N’étant pas un adepte inconditionnel du français restitué, je dois souligner combien le travail mené sous l’égide de Jean-Noël Laurenti s’avère ici convaincant. Si les finales, par exemple, sont prononcées, elles le sont avec douceur et une rare élégance. Et alors que la version des Arts Florissants versait dans une certaine austérité, les reprises musicales sur différentes strophes donnent ici matière à un renouvellement permanent, de telle sorte que jamais on n’ait l’impression de redites totalement similaires. C’est qu’encore une fois, le travail sur le texte s’est avéré prépondérant, tout entier au service d’un discours porteur de sens. En outre, l’art si subtil de l’ornementation permet à chaque strophe de bénéficier d’une caractérisation très soignée, avec d’infimes variations de tempo, des passages donnant lieu à retenue, des silences (proches des « petites pauses » que Couperin indique dans ses Leçons) et des doubles ornés (Bacilly et Collasse ne sont pas loin).

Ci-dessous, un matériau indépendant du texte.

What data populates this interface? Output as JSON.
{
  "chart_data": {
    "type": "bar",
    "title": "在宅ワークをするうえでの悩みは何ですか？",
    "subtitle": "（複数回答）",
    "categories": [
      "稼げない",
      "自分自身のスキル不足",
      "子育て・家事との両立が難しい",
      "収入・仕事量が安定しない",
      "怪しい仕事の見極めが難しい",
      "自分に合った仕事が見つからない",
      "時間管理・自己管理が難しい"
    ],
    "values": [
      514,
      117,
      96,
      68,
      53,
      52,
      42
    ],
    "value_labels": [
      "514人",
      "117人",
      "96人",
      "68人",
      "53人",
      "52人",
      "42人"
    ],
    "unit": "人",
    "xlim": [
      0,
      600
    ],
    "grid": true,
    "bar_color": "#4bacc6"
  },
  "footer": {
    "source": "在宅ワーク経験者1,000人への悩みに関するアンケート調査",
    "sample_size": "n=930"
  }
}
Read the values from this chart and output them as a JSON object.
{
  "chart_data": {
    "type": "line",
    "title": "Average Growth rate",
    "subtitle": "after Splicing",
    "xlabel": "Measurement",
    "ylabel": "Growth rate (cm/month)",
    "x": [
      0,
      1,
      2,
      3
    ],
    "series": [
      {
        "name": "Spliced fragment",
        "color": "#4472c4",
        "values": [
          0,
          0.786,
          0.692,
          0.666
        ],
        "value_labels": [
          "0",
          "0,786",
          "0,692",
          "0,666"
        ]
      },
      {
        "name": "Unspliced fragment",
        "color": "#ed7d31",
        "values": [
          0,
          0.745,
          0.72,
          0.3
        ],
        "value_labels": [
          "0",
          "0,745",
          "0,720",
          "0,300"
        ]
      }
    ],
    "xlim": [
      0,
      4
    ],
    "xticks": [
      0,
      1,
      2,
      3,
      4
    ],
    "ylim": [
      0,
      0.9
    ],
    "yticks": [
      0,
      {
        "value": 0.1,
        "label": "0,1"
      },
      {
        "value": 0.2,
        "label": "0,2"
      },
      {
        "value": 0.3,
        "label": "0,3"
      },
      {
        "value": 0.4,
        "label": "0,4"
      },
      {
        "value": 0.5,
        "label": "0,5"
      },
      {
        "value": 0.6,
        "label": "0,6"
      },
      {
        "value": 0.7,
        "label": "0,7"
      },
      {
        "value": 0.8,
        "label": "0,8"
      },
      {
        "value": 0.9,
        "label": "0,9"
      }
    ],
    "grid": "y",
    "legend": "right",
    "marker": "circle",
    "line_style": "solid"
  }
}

Couperin indiquait dans sa préface : « Si l’on peut joindre une basse de viole, ou de violon à l’accompagnement de l’orgue ou du clavecin, cela fera bien. » C’est bien l’option qui a été retenue fournissant une incroyable variété d’éclairages, trouvant ici peut-être encore plus de liberté. Clavecin et orgue (Stéphane Fuget très inventif et dénué de bavardage), Lucile Boulanger (admirable basse de viole), Alice Coquart (basse de violon fournissant une assise solide) et Pierre Rinderknecht (théorbe raffiné) tissent une trame d’une rare richesse, faisant de leurs instruments des protagonistes à part entière qui chantent et déclament à l’instar des voix. Ne se bornant pas à accompagner, ceux-ci concertent, généreusement servis par une prise de son qui ne les repousse pas à l’arrière-plan comme trop souvent.

Le Motet du jour de Pâques s’offre comme une synthèse puisqu’en quelques minutes se trouvent rassemblées toutes les qualités qui ont été développés lors des trois Leçons et du Cantique. Des guirlandes de doubles croches inaugurales et une basse qui vrombit (la pierre du tombeau roule…) donnent lieu à une acclamation particulièrement jubilatoire (Victoria), libérant la tension qui s’est accumulée au terme de la Semaine Sainte. Après deux récits, c’est un climat d’adoration qui nous étreint à nouveau sur O Jesus, O Salus, Lux et Vita avant que n’éclate de nouveau une joie dansante irrésistible sur l’Alluya final.

Lecteur, tu l’auras compris, ces lauriers sont amplement mérités. Dans son incontournable biographie de Couperin, le regretté Philippe Beaussant disait au sujet de la fin de la troisième Leçon : « Je ne crois pas qu’on ait jamais mieux compris l’essence du cantique de Jérémie, que par ce nom transfiguré (Jerusalem) en chant, métamorphosé lui-même en lamentation, et qui la contient tout entière. » Paraphrasons ce propos et disons pour finir : je ne crois pas qu’on ait jamais mieux compris - que Stéphane Fuget et ses musiciens, l’essence même de cette musique portant l’éloquence sacrée au pinacle.